Autor foi impedido de utilizar plataforma elevatória de ônibus.

 

A 11ª Câmara de Direito Privado do Tribunal de Justiça de São Paulo condenou uma empresa de ônibus a permitir que pessoa portadora de deficiência física use a plataforma elevatória disponível nos veículos. A decisão fixou, ainda, o pagamento de indenização no valor de R$ 10 mil a título de danos morais.

Consta dos autos que o passageiro, que necessita de muletas para se locomover, foi impedido por um motorista da empresa de embarcar no ônibus por meio de plataforma elevatória, sob a alegação de que o equipamento deveria ser usado por cadeirantes.

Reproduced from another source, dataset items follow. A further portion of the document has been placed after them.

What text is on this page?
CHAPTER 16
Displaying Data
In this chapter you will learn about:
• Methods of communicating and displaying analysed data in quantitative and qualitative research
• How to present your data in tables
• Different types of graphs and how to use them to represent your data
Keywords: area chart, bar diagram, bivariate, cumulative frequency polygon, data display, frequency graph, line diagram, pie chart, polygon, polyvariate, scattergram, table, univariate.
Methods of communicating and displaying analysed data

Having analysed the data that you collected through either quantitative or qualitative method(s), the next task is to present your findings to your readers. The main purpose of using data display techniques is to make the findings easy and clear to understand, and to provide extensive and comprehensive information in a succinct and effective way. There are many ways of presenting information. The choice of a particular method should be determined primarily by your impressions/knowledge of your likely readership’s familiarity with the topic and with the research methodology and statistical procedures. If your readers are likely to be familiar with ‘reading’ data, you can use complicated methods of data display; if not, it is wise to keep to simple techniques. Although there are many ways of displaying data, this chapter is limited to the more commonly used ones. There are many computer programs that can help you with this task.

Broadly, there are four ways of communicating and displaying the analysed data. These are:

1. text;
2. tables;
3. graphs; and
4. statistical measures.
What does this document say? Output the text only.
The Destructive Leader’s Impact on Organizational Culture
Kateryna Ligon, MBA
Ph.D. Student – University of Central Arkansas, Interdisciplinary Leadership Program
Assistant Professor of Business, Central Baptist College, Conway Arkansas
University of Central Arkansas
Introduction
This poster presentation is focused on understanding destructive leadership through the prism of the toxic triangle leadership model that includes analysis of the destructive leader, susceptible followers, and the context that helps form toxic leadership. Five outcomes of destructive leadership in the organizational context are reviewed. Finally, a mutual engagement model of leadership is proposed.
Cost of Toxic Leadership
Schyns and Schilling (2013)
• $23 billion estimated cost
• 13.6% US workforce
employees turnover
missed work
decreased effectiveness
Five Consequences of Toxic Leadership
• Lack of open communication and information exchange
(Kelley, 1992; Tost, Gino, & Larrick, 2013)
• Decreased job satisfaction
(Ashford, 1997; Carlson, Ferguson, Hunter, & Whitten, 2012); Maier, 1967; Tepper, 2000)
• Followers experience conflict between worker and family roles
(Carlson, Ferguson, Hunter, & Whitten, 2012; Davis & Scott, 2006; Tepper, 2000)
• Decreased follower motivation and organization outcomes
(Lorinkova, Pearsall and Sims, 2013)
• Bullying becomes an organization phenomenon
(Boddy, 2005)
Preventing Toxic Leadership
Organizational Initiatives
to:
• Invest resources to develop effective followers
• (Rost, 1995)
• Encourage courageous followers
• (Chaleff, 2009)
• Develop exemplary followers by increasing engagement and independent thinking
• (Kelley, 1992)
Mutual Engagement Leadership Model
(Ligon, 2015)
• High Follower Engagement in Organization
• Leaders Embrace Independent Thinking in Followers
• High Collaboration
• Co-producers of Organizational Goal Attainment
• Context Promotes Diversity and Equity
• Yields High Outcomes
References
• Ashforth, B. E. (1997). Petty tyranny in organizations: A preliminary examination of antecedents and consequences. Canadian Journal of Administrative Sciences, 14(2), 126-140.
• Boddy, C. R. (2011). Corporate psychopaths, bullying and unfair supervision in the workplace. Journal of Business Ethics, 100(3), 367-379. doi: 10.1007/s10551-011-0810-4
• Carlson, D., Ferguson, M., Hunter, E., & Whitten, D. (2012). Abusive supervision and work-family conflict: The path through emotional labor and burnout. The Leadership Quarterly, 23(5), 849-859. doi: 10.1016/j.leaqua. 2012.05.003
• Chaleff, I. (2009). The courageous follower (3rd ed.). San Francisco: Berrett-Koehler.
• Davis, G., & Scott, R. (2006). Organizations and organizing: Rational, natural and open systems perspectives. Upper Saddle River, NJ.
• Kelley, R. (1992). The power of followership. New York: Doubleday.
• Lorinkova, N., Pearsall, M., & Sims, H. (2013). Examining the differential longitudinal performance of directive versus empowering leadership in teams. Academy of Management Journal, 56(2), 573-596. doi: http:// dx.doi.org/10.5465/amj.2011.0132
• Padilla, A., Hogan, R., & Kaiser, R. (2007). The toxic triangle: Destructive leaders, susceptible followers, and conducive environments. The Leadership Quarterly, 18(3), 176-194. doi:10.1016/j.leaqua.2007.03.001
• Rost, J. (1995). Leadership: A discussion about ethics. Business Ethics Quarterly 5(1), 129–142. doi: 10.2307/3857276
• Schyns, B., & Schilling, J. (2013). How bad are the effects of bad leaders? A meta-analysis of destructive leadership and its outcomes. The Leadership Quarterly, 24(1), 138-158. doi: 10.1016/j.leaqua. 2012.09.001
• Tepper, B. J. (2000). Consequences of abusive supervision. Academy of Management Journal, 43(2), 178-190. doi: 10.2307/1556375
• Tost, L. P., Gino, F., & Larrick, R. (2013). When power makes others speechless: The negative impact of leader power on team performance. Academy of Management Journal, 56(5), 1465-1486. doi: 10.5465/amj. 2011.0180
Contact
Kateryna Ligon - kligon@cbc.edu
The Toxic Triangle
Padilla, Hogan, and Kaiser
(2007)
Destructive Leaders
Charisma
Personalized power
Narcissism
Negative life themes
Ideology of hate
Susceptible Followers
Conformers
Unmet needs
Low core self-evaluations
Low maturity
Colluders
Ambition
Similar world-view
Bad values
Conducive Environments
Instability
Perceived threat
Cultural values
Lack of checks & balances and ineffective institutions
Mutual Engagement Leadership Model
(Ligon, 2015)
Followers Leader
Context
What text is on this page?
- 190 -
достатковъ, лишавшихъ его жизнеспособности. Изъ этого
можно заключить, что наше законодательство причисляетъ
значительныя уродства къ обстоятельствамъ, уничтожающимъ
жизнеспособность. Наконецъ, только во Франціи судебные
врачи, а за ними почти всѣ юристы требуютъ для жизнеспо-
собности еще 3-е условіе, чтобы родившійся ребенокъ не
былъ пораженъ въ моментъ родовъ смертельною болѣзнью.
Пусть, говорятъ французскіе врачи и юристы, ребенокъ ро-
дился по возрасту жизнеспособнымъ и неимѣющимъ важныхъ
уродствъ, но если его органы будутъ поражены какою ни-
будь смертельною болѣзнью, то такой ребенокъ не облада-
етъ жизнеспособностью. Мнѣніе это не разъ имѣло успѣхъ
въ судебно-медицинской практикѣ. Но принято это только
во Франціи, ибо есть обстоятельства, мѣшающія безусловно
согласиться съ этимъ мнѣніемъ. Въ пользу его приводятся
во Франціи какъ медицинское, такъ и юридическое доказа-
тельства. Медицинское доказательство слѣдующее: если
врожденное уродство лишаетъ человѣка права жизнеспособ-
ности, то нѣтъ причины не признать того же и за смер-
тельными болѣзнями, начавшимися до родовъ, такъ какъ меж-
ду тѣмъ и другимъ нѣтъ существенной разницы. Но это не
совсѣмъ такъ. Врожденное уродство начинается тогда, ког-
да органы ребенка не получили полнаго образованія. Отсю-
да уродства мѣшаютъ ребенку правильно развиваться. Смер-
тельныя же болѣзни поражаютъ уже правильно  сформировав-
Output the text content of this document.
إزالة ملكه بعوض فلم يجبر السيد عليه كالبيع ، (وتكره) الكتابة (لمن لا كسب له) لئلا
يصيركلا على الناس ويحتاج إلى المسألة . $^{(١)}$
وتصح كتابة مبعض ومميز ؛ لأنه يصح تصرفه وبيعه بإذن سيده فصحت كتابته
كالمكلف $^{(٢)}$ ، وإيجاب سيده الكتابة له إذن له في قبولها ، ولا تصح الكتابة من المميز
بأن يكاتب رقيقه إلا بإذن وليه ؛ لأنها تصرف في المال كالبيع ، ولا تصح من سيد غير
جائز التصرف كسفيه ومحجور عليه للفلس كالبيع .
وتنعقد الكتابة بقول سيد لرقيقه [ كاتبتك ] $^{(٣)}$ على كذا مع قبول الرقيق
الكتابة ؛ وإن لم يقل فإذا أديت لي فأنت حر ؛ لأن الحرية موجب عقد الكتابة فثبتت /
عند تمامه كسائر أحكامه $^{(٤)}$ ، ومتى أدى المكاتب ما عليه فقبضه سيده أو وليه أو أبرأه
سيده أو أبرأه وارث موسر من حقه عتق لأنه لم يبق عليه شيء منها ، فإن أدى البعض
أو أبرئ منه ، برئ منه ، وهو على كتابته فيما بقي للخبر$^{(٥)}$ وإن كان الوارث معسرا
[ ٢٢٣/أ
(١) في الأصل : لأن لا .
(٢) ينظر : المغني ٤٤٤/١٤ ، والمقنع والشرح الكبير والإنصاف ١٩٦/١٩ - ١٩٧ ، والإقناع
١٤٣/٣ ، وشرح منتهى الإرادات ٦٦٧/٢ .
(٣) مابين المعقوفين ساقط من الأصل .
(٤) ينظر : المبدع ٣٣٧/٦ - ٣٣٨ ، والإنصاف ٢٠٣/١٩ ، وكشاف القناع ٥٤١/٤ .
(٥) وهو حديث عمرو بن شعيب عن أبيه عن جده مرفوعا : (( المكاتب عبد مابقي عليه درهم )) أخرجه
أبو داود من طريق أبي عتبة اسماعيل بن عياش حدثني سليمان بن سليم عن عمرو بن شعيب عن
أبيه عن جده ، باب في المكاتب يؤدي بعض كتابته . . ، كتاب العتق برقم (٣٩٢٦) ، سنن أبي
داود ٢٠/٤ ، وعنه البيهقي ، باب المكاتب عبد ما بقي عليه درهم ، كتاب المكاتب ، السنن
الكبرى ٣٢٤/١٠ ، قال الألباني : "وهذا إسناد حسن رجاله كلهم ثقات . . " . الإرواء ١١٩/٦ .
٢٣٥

Em sua decisão, o relator, desembargador Renato Rangel Desinano, ressaltou que, uma vez caracterizados o ato ilícito, o dano e o nexo causal, cabe à empresa indenizar os prejuízos causados ao autor. “Verifica-se, assim, que a ré praticou ato ilícito ao impor empecilho ao embarque do autor pela plataforma elevatória do ônibus, fato que o expôs a humilhação e constrangimento perante outros passageiros, ferindo sua dignidade enquanto pessoa que necessita de cuidados especiais.”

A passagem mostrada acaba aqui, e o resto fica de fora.